Getting Data In

Is Splunk SAS70 compliant?

maverick
Splunk Employee
Splunk Employee

I would think that since Splunk can be configured to forward live events via SSL, that would qualify/meet SAS70 compliancy, but wanted to be sure and ask anyway.

0 Karma

ianathompson
Explorer

dwaddle's got it right.

Asking if Splunk is compliant for any of these compliancy standards is asking the wrong question. Splunk is a tool to ensure you are compliant. Now having that said, there are key components that Splunk has that ensure it does not break compliancy.

  • Granular Access Controls
  • Monitoring itself for changes (SoS)
  • Hashing privacy or personally identifiable information (i.e. Credit Card Numbers and SS#)
  • Changing the default password for Admin

All of above items, provide a stable base for ensuring compliancy. I am not a SAS 70 or PCI compliancy officer, but when asking or being asked (which was even the case for me originally) there is not Golden Seal of Approval. It would be nice to be able to qualm the fears people have when purchasing or implementing Splunk in a certified network. Unfortunately, it's not practical. It's about how you use Splunk and the way you set it up that ensures it maintains compliancy.

Hope that helps.

IT

dwaddle
SplunkTrust
SplunkTrust

SAS 70 does not have "checkbox-style" compliance. In fact, auditors who do SAS 70 do not refer to you as being "compliant" or "non-compliant" at all. They will state that SAS 70 "renders an opinion as to the effectiveness of your business controls." These controls are usually specific to the business being discussed and the management structure of it.

Quoting from sas70.com:

SAS 70 is not a pre-determined set of standards that a service organization must meet to "pass".

Whether or not you can pass a SAS 70 style audit depends on the definition of your business controls and how well your operations actually adhere to them.

An example control would be a statement like "All new user accounts must be approved by the employee's manager." Your auditor would test this by looking at all user accounts created during the past 6 months (for example), and verifying that you have documentation that shows that each account was approved by the employee's manager.

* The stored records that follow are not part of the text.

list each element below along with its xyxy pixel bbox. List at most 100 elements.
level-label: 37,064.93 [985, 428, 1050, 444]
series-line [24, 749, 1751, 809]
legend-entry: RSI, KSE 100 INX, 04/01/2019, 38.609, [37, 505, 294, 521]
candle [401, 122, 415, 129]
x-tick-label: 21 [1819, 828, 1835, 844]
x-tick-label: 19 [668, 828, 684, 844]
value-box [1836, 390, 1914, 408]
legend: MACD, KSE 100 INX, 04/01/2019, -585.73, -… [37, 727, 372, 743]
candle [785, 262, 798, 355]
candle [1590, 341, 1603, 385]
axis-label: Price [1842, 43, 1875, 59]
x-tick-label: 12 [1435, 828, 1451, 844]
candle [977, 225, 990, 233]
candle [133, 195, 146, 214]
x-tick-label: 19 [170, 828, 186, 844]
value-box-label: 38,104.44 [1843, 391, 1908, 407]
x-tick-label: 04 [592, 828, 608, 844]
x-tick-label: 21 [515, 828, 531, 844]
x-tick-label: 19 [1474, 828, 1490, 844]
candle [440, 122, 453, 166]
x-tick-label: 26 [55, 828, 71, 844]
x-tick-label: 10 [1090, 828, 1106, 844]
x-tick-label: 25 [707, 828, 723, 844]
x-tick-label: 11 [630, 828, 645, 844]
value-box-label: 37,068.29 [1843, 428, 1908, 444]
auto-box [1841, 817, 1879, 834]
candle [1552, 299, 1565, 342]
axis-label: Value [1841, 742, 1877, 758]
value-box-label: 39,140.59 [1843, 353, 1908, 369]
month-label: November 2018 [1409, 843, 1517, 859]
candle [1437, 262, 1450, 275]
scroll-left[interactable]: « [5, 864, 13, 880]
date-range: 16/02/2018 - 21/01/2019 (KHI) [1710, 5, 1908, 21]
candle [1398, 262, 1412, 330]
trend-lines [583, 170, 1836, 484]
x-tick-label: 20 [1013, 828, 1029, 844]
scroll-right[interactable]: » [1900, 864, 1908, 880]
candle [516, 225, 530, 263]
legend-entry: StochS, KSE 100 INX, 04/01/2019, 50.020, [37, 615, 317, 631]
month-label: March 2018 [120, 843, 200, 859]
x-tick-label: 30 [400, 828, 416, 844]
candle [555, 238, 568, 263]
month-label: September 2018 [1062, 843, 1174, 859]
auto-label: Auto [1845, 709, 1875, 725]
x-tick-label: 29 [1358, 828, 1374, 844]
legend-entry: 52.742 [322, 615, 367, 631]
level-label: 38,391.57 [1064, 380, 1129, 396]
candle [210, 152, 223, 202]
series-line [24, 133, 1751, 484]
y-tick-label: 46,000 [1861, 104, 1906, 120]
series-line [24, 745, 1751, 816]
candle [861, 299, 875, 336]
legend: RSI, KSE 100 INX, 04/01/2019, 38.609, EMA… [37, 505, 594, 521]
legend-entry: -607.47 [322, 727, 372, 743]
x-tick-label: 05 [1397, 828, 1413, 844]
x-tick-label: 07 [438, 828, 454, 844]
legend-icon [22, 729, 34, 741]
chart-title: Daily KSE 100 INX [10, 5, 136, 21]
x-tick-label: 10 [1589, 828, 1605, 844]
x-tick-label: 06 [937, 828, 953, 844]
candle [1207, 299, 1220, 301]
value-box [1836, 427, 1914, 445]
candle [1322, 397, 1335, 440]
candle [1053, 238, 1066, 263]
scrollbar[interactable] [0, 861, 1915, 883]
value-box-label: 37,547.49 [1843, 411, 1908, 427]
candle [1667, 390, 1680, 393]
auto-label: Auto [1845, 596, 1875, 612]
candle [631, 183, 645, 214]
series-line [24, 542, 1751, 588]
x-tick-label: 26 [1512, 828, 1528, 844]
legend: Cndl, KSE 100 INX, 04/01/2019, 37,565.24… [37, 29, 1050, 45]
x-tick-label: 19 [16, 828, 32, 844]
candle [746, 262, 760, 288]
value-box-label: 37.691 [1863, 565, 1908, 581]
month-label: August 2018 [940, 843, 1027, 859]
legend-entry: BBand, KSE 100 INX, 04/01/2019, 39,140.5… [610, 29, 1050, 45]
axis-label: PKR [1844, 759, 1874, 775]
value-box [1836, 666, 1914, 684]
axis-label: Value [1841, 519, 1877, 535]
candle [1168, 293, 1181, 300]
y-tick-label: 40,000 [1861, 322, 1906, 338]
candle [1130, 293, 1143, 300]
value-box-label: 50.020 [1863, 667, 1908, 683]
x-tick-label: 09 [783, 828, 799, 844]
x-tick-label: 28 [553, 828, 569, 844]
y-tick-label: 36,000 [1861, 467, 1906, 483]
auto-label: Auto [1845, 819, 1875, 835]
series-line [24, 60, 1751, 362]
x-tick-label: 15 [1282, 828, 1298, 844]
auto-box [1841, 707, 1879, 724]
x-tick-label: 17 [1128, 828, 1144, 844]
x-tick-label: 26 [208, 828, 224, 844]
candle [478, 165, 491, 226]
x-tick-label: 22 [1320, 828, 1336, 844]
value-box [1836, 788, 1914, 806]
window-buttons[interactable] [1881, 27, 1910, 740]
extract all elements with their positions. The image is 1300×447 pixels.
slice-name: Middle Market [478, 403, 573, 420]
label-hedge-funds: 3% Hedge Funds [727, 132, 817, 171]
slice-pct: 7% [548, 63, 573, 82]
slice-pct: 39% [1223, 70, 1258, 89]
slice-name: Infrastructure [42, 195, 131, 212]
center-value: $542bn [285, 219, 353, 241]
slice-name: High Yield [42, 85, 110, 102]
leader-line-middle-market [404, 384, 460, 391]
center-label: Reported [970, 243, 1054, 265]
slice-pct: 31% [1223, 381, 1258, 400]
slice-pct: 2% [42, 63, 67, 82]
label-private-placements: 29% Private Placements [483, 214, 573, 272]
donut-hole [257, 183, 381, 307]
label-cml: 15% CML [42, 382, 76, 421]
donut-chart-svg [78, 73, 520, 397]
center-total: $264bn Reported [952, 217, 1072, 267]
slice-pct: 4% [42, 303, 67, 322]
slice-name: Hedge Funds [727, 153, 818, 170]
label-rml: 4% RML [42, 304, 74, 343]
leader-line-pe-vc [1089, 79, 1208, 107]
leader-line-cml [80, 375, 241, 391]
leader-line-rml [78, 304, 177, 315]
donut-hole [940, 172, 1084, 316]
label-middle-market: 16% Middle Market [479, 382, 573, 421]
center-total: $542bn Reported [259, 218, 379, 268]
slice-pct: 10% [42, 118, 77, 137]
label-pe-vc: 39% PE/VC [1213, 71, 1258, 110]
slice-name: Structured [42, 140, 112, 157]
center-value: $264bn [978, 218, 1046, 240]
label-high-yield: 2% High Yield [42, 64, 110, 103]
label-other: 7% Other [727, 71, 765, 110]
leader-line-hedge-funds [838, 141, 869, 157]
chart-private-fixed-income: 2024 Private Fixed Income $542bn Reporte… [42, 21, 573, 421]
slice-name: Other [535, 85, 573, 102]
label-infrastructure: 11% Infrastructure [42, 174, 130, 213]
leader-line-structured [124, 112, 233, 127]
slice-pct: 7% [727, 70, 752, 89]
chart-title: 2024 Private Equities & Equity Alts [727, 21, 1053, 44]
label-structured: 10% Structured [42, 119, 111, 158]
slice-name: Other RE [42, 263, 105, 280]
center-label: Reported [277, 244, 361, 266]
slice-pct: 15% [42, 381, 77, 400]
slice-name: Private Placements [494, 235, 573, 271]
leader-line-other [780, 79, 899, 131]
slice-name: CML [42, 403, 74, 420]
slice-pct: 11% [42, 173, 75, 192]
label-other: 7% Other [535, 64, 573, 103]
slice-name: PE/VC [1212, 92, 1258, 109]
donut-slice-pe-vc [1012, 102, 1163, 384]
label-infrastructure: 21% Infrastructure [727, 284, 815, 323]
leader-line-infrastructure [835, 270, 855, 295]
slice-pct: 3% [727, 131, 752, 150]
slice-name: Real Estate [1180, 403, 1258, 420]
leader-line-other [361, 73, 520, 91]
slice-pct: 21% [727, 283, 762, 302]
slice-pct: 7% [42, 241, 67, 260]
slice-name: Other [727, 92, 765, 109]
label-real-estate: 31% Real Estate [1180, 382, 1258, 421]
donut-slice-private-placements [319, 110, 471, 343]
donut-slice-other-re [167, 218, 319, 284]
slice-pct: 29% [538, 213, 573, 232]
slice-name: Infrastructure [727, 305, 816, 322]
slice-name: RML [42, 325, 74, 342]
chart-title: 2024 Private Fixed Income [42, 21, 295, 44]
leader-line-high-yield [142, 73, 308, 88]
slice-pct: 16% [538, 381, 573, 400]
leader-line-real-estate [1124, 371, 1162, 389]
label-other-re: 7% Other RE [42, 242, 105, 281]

Splunk can play an important role in making it possible for your organization's operations to adhere to the business controls defined. A good example of this would be a control stating "Firewall logs are reviewed daily for anomalous activity" -- this is right in Splunk's wheelhouse. But, you'd still need the documentation to support your assertion that someone was actually looking at all of the logs Splunk was indexing.

In my experience, SAS 70 auditors are often much more like financial / accounting auditors than I/T security experts. They like to have things that they can count and make sure that all of the numbers add up. This shouldn't be too much of a surprise given the people developing the SAS 70 standards is the American Institute of Certified Public Accountants.